Assessment factors and risk

  • In the digital realm, preservation need to be forward-looking and preventative.
  • Determining the value of assets:
    • e.g. through the ESPIDA scorecard system
    • evidence-based categorisation of retention periods, e.g. using citation as a measure of usefulness.
    • future and historical significance can’t always be predicted
    • ‘collecting communities’ may be needed to identify the long-term value of material that might otherwise be discarded.
    • if storage is cheap, should everything be preserved? or is appraisal needed?
    • if preservation is done for the short-term, long-term preservation is still possible and may be more economic in future.
    • repositories are part of a changing landscape, but they do exist and they do have content for us to work with.
  • There are significant economic implications of preserving and migrating data - convincing arguments must be made regarding the need for preservation if funding is to be secured.
  • Discussion of long-term preservation is, by its nature, speculative
    • evidence of future success is not available.
    • expanding knowledge through research enables us to make best guesses.
    • Failures and loss are inevitable, as it is in the analogue world.
  • How much current content is under threat and how much threat is over-estimated?
    • Are there any practical examples of formats that present serious problems?
    • It is undesirable to divert funds to problems that have been overstated.
    • There are many stories of a failure to manage ‘media’.
    • There are examples of where there is data loss from file formats migration.
    • There is documentation of the vulnerability of bits.
      • Repositories deal with this by systematic ways of replicating. Preservation is historically split off from the day-to-day management of repositories – this is a mistake; together management and preservation become curation.
  • Content provider perspective, from MIDESS, SPECTRa, eBank/R4L:
    • MIDESS: looking at non-text multimedia materials. Formats for preservation are an issue.
      • For example, various, mainly proprietary, video formats are used and large file sizes make it uneconomic to store multiple copies.
      • Lossless multi-platform open standards are not necessarily the most highly-compressed and are unlikely to be the formats chosen by creators.
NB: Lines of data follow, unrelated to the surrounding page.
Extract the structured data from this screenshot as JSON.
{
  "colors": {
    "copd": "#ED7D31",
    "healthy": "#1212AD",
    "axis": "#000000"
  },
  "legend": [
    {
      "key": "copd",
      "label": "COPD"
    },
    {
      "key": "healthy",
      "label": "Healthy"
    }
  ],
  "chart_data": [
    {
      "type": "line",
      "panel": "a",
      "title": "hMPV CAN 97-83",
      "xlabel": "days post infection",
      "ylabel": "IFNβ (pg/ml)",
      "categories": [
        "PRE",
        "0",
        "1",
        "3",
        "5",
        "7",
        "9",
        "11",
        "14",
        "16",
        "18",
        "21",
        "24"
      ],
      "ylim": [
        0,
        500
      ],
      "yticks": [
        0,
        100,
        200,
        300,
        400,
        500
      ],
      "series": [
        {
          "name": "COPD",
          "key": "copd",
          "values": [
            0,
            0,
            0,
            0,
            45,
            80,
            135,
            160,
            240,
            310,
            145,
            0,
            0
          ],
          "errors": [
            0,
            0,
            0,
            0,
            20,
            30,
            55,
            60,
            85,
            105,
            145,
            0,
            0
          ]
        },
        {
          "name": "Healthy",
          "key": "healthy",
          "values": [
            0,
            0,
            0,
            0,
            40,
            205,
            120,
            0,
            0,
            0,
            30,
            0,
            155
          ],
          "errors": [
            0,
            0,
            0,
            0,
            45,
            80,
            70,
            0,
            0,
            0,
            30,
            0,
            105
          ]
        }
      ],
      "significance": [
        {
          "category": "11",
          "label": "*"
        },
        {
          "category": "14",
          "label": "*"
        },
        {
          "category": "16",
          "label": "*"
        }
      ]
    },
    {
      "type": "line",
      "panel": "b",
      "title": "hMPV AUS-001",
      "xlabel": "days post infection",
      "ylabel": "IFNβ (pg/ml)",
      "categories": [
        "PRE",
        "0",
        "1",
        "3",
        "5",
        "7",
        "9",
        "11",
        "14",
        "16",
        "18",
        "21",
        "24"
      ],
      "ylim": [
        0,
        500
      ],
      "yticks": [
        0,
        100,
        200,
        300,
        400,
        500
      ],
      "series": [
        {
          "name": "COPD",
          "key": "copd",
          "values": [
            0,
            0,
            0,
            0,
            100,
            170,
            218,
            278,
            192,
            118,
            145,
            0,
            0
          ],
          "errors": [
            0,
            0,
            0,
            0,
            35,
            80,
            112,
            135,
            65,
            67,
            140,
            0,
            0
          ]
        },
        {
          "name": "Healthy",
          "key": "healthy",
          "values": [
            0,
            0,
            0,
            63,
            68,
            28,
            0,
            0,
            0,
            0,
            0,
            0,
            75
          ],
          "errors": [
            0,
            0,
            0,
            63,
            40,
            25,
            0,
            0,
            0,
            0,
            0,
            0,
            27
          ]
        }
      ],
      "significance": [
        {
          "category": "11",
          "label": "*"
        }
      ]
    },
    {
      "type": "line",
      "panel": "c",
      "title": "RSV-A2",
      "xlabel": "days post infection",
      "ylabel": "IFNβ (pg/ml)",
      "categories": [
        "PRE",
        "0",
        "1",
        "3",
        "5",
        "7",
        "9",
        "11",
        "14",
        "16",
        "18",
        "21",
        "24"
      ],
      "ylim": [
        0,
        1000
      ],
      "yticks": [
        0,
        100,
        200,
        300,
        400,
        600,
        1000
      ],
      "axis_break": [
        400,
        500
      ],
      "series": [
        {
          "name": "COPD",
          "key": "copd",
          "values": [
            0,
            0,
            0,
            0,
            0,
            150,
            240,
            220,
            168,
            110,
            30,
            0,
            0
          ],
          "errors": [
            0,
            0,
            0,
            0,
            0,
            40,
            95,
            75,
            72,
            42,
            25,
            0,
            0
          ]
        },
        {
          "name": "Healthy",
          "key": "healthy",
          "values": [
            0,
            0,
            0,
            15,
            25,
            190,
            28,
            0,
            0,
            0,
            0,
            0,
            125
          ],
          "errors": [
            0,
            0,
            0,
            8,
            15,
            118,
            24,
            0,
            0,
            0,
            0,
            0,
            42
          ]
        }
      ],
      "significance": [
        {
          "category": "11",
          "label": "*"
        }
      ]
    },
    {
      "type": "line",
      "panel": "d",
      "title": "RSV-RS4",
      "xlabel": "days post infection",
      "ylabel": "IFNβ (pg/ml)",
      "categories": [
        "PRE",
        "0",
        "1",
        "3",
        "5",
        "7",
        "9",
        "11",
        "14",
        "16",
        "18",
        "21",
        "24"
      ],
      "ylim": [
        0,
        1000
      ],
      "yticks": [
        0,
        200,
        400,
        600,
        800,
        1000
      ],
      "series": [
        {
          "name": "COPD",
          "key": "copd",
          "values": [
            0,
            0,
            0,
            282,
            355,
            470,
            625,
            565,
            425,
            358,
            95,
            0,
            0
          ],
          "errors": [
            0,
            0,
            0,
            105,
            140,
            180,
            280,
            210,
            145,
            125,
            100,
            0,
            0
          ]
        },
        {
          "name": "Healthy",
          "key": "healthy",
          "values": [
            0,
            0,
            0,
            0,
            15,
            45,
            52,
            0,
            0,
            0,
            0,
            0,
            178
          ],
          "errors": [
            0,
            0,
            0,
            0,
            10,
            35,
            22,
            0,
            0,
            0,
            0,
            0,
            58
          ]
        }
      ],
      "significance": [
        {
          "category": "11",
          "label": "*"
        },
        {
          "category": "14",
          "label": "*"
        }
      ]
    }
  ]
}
Film archives face similar problems.
      • A JISC-commissioned archiving study by the AHDS will report on this area soon.
    • SPECTRa are storing chemical data
      • currently most of this is simply lost because there is no mechanism for saving it
      • creators don’t appreciate the value of what they have, because they are creating a small part of a larger whole – added-value is perceived by curators and collectors.
    • R4L/eBank
      • scientific data can provide examples of disappearing formats.
  • File format registries need to be embedded into the repository infrastructure.
  • There need to be mechanisms for transferring assets that are no longer used by the originating repository, possibly to use of third party services, such as AHDS.

Trust and certification

  • Lightweight ‘feel-good’ approaches may be better than prescriptive certification regimes.
  • Levels of certification will be explored by the DCC.
  • Certification need to answer the following question:
    • What would it give me as a repository administrator?
    • Certification must offer incentives, not barriers
      • e.g. it might bring addition funding, kudos or be a lead into an aggregated service
  • ArXiv is trusted, but it wasn’t developed with certification in mind.
  • German work in this area has tackled certification form the outset, but certification must be driven by what repositories are doing in practice.
  • How can we provide tools to make certification easier?

Out of this discussion, some ways forward for the Repositories and preservation cluster were identified and are outlined on the accompanying presentation (Repositories and preservation.ppt), presented to the plenary session by Gareth Knight.